Spin orbit coupling effects on the non-collinear magnetism of structurally relaxed Fe/Cu (001) thin films: First principles calculations

•We present a study on the effects of the spin-orbit coupling interaction on the non-collinear magnetism of a Fe thin film of six monolayer thickness deposited on a Cu (001) substrate made of 12 atomic layers.•Results reproduce the magnetic moment profile experimentally observed for the four Fe first layers in contrast with previous calculations.•Also, an important aspect previously neglected, is that we included in our calculation structural relaxations, and found important changes in the intra-layer distances. The effect of the spin–orbit coupling interaction and atomic relaxation, on the ground state non-collinear magnetism of deposited Fe thin films, on a Cu (001) surface, is studied by using first principles density functional theory calculations. The total energy values and spin and orbital magnetic local moments are calculated for a Fe film of N = 6 atomic layers deposited on a 12 layer thick Cu film playing the role of substrate. As a first step, we allow the thin film and surface layers to atomically relax. We found important contractions of about 20% between the first and second, the third and fourth, and firth and sixth Fe layers. Then, we obtain collinear and non-collinear magnetic arrangements which agree with the main experimental resultssatte that show a non-collinear configuration at low temperatures (around 40 K).
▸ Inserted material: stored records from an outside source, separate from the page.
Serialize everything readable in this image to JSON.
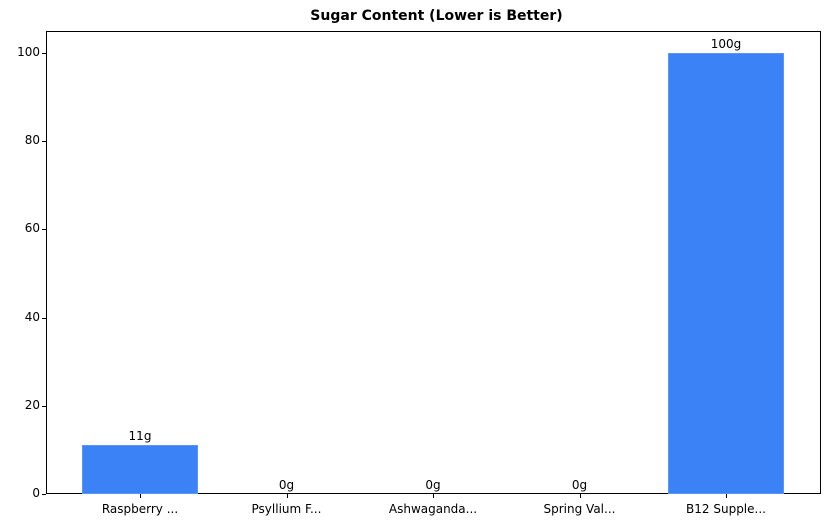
{
  "chart_data": {
    "type": "bar",
    "title": "Sugar Content (Lower is Better)",
    "xlabel": "",
    "ylabel": "",
    "categories": [
      "Raspberry ...",
      "Psyllium F...",
      "Ashwaganda...",
      "Spring Val...",
      "B12 Supple..."
    ],
    "values": [
      11,
      0,
      0,
      0,
      100
    ],
    "value_labels": [
      "11g",
      "0g",
      "0g",
      "0g",
      "100g"
    ],
    "ylim": [
      0,
      105
    ],
    "yticks": [
      0,
      20,
      40,
      60,
      80,
      100
    ],
    "ytick_labels": [
      "0",
      "20",
      "40",
      "60",
      "80",
      "100"
    ],
    "bar_color": "#3b82f6",
    "grid": false,
    "legend": null
  }
}
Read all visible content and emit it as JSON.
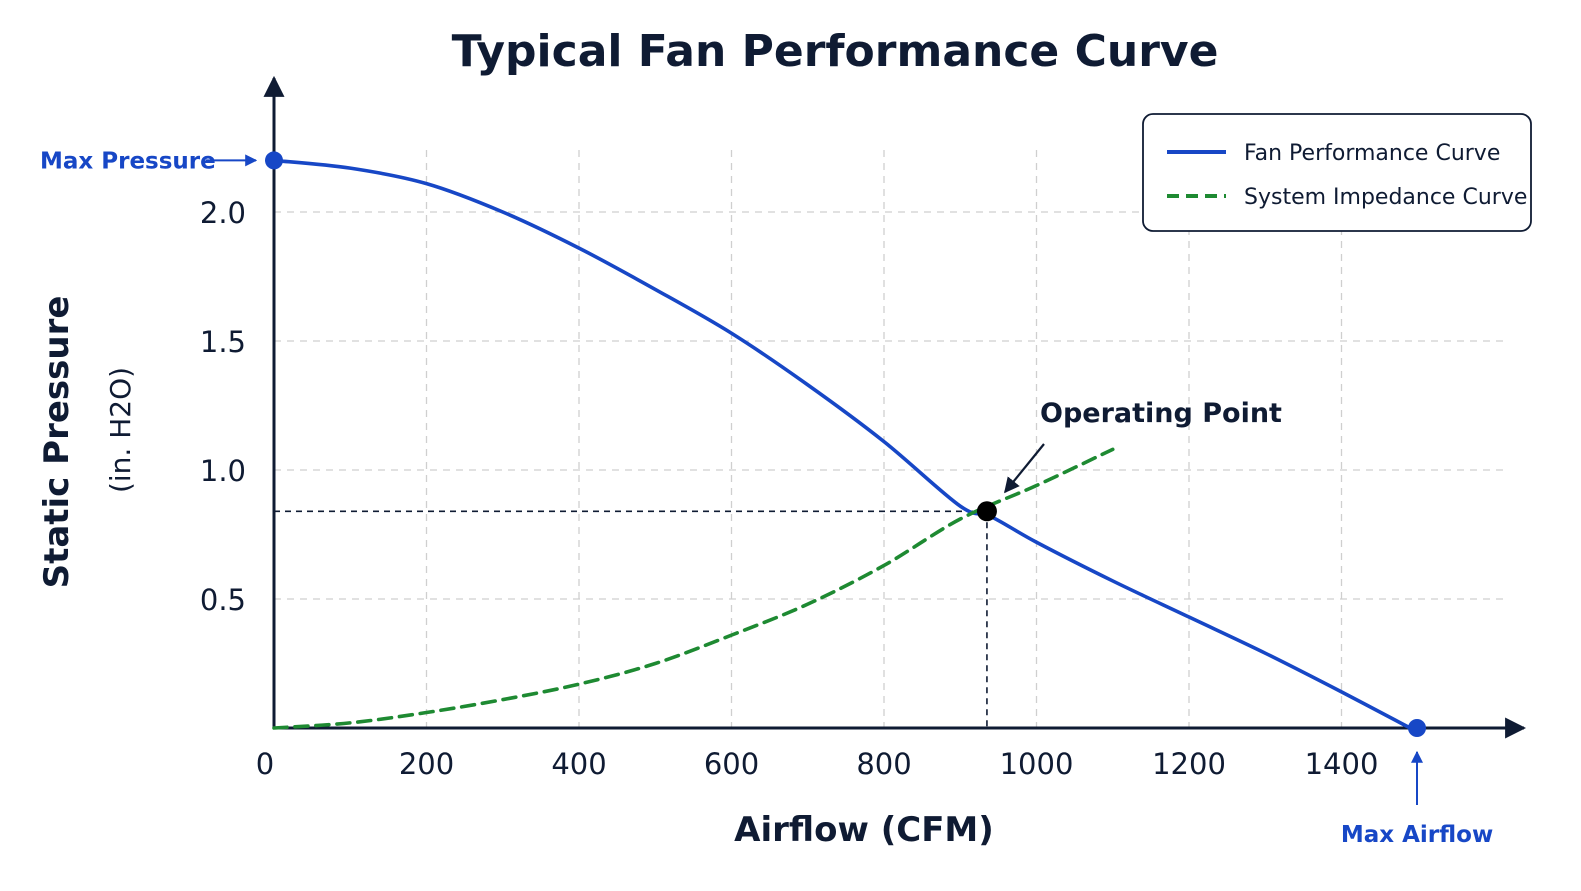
{
  "chart_data": {
    "type": "line",
    "title": "Typical Fan Performance Curve",
    "xlabel": "Airflow (CFM)",
    "ylabel": "Static Pressure",
    "ylabel_unit": "(in. H2O)",
    "xlim": [
      0,
      1500
    ],
    "ylim": [
      0,
      2.3
    ],
    "x_ticks": [
      0,
      200,
      400,
      600,
      800,
      1000,
      1200,
      1400
    ],
    "x_tick_labels": [
      "0",
      "200",
      "400",
      "600",
      "800",
      "1000",
      "1200",
      "1400"
    ],
    "y_ticks": [
      0.5,
      1.0,
      1.5,
      2.0
    ],
    "y_tick_labels": [
      "0.5",
      "1.0",
      "1.5",
      "2.0"
    ],
    "grid": true,
    "legend_position": "top-right",
    "series": [
      {
        "name": "Fan Performance Curve",
        "color": "#1747c6",
        "style": "solid",
        "x": [
          0,
          100,
          200,
          300,
          400,
          500,
          600,
          700,
          800,
          900,
          940,
          1000,
          1100,
          1200,
          1300,
          1400,
          1490
        ],
        "y": [
          2.2,
          2.17,
          2.11,
          2.0,
          1.86,
          1.7,
          1.53,
          1.33,
          1.11,
          0.86,
          0.82,
          0.72,
          0.57,
          0.43,
          0.29,
          0.14,
          0.0
        ]
      },
      {
        "name": "System Impedance Curve",
        "color": "#1e8a32",
        "style": "dashed",
        "x": [
          0,
          100,
          200,
          300,
          400,
          500,
          600,
          700,
          800,
          900,
          1000,
          1100
        ],
        "y": [
          0.0,
          0.02,
          0.06,
          0.11,
          0.17,
          0.25,
          0.36,
          0.48,
          0.63,
          0.81,
          0.94,
          1.08
        ]
      }
    ],
    "operating_point": {
      "label": "Operating Point",
      "x": 935,
      "y": 0.84
    },
    "max_pressure": {
      "label": "Max Pressure",
      "x": 0,
      "y": 2.2
    },
    "max_airflow": {
      "label": "Max Airflow",
      "x": 1490,
      "y": 0
    }
  }
}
The magnetic properties of the first four Fe layers are well reproduced. The agreement is better than the results obtained ignoring the spin–orbit coupling and the structure relaxation. Although both calculations predict non-collinear configurations with energy values slightly above that of a collinear ground state. In some cases, the energy differences between two collinear (or non-collinear) solutions with different spin orientation axis is only under the value of one meV. The calculated orbital local moment arrangements are clearly similar to the spin magnetic local moment ones and show a correct dependence on the dimensionality aspects of the system when changing the spin axis quantization direction.